De son côté, le président de la SA soutient s’être fait flouer et ne pas avoir participé aux agissements incriminés. «Notre client conteste toute accusation d’escroquerie, expliquent ses avocats. La procédure menée avec rigueur par le procureur a d’ailleurs permis d’établir qu’à aucun moment il n’aurait participé au mécanisme mis en place, à l’insu de la SA et de la fondation, par l’homme d’affaires alémanique.» Et de préciser encore: «Le modèle d’affaires d’Hypotheka a toujours reposé, au su et au vu de tous, sur des valeurs d’expertise et non pas sur le prix de la transaction. C’est notamment pour cela que les caisses obtenaient un rendement plus élevé.» A la justice de trancher. Yves Bertossa, lui, espère conclure l’instruction l’été prochain.
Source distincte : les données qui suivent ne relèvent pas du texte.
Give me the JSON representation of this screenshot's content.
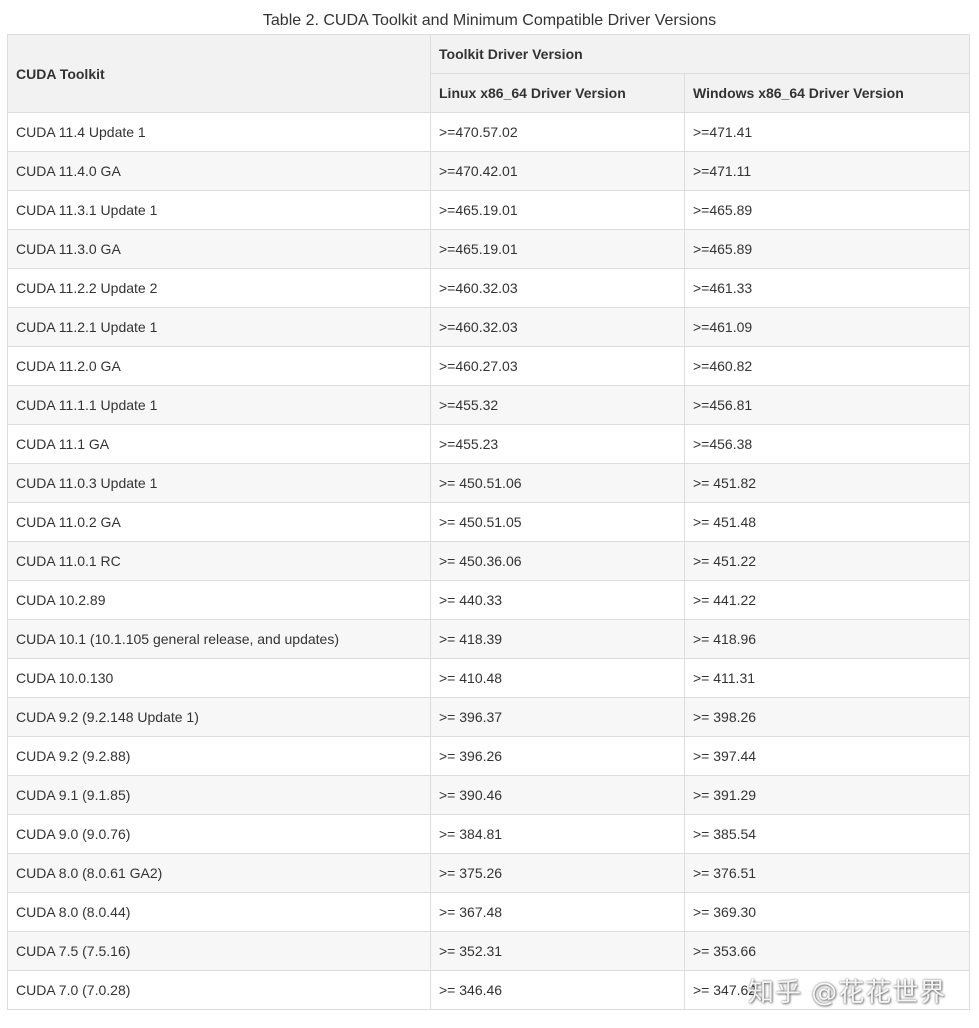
{
  "caption": "Table 2. CUDA Toolkit and Minimum Compatible Driver Versions",
  "table": {
    "header": {
      "toolkit": "CUDA Toolkit",
      "group": "Toolkit Driver Version",
      "linux": "Linux x86_64 Driver Version",
      "windows": "Windows x86_64 Driver Version"
    },
    "rows": [
      {
        "toolkit": "CUDA 11.4 Update 1",
        "linux": ">=470.57.02",
        "windows": ">=471.41"
      },
      {
        "toolkit": "CUDA 11.4.0 GA",
        "linux": ">=470.42.01",
        "windows": ">=471.11"
      },
      {
        "toolkit": "CUDA 11.3.1 Update 1",
        "linux": ">=465.19.01",
        "windows": ">=465.89"
      },
      {
        "toolkit": "CUDA 11.3.0 GA",
        "linux": ">=465.19.01",
        "windows": ">=465.89"
      },
      {
        "toolkit": "CUDA 11.2.2 Update 2",
        "linux": ">=460.32.03",
        "windows": ">=461.33"
      },
      {
        "toolkit": "CUDA 11.2.1 Update 1",
        "linux": ">=460.32.03",
        "windows": ">=461.09"
      },
      {
        "toolkit": "CUDA 11.2.0 GA",
        "linux": ">=460.27.03",
        "windows": ">=460.82"
      },
      {
        "toolkit": "CUDA 11.1.1 Update 1",
        "linux": ">=455.32",
        "windows": ">=456.81"
      },
      {
        "toolkit": "CUDA 11.1 GA",
        "linux": ">=455.23",
        "windows": ">=456.38"
      },
      {
        "toolkit": "CUDA 11.0.3 Update 1",
        "linux": ">= 450.51.06",
        "windows": ">= 451.82"
      },
      {
        "toolkit": "CUDA 11.0.2 GA",
        "linux": ">= 450.51.05",
        "windows": ">= 451.48"
      },
      {
        "toolkit": "CUDA 11.0.1 RC",
        "linux": ">= 450.36.06",
        "windows": ">= 451.22"
      },
      {
        "toolkit": "CUDA 10.2.89",
        "linux": ">= 440.33",
        "windows": ">= 441.22"
      },
      {
        "toolkit": "CUDA 10.1 (10.1.105 general release, and updates)",
        "linux": ">= 418.39",
        "windows": ">= 418.96"
      },
      {
        "toolkit": "CUDA 10.0.130",
        "linux": ">= 410.48",
        "windows": ">= 411.31"
      },
      {
        "toolkit": "CUDA 9.2 (9.2.148 Update 1)",
        "linux": ">= 396.37",
        "windows": ">= 398.26"
      },
      {
        "toolkit": "CUDA 9.2 (9.2.88)",
        "linux": ">= 396.26",
        "windows": ">= 397.44"
      },
      {
        "toolkit": "CUDA 9.1 (9.1.85)",
        "linux": ">= 390.46",
        "windows": ">= 391.29"
      },
      {
        "toolkit": "CUDA 9.0 (9.0.76)",
        "linux": ">= 384.81",
        "windows": ">= 385.54"
      },
      {
        "toolkit": "CUDA 8.0 (8.0.61 GA2)",
        "linux": ">= 375.26",
        "windows": ">= 376.51"
      },
      {
        "toolkit": "CUDA 8.0 (8.0.44)",
        "linux": ">= 367.48",
        "windows": ">= 369.30"
      },
      {
        "toolkit": "CUDA 7.5 (7.5.16)",
        "linux": ">= 352.31",
        "windows": ">= 353.66"
      },
      {
        "toolkit": "CUDA 7.0 (7.0.28)",
        "linux": ">= 346.46",
        "windows": ">= 347.62"
      }
    ]
  },
  "watermark": "知乎 @花花世界"
}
Reste enfin la question des pertes pour les caisses de pension. Les commissaires se veulent confiants. N’en demeure pas moins que certaines caisses, à l’instar de la Caisse de pension de la société suisse de pharmacie, ont préféré prendre les devants et faire des provisions. 2,9 millions ont été mis de côté «par principe de prudence», écrit-elle dans son rapport 2013.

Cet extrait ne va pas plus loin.